Benchmarking this lazy implementation, with a random dataset available on the UCI website and using the Euclidean distance metric showed an average prediction accuracy of ~97.7%. The classification time can vary greatly, based on the number of cores and secondary threads used.
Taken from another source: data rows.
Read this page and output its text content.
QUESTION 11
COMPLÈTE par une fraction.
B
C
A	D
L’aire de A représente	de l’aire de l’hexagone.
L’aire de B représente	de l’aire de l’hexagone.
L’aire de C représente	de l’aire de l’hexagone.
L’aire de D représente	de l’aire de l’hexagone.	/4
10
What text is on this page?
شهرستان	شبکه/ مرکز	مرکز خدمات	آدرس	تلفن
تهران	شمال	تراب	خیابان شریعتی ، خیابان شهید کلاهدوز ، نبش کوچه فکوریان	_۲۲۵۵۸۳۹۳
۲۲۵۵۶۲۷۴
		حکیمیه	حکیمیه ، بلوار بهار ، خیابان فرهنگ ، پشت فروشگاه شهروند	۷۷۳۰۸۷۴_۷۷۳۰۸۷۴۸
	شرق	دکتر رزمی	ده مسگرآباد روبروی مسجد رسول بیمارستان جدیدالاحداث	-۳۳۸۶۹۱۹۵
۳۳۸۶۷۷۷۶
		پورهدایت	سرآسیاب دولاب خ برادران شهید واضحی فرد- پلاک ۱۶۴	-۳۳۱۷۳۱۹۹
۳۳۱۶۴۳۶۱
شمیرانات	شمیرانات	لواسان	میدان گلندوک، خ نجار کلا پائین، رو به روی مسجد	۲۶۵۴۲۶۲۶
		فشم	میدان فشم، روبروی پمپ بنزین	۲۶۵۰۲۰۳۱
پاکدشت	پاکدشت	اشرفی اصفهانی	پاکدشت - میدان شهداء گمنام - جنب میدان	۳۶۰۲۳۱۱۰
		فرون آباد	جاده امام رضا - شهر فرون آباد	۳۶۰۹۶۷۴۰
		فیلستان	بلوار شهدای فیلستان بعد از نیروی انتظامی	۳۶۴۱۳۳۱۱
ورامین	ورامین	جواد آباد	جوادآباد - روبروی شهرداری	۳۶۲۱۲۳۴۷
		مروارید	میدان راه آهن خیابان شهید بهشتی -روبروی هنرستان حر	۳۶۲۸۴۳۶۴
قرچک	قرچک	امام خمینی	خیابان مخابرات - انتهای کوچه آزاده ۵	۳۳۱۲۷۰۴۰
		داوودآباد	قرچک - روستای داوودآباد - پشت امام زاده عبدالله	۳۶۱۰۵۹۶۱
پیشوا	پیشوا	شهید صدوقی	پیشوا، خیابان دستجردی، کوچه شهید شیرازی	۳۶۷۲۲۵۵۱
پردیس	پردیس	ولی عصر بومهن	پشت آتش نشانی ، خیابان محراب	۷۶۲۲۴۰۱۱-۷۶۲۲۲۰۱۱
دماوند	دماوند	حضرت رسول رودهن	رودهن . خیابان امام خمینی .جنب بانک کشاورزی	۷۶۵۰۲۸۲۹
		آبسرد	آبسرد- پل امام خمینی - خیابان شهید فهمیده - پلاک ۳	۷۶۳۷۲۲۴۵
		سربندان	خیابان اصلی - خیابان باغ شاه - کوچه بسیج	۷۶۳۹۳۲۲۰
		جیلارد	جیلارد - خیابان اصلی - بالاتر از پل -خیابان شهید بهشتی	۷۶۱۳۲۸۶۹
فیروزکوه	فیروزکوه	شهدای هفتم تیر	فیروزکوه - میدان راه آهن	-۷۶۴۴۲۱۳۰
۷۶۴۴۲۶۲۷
With 2 cores and 4 secondary threads (-s 4
) the classification time of a single instance after optimization of the code was ~1.9ms per instance and the total validation time decreased significantly when using 4 cores and 8 secondary threads (-s 8
), showing how kdb+ can be used to great effect for machine-learning purposes, even with heavy-compute implementations such as the k-NN.
Author¶
Emanuele Melis works for KX as kdb+ consultant. Currently based in the UK, he has been involved in designing, developing and maintaining solutions for equities data at a world-leading financial institution. Keen on machine learning, Emanuele has delivered talks and presentations on pattern-recognition implementations using kdb+.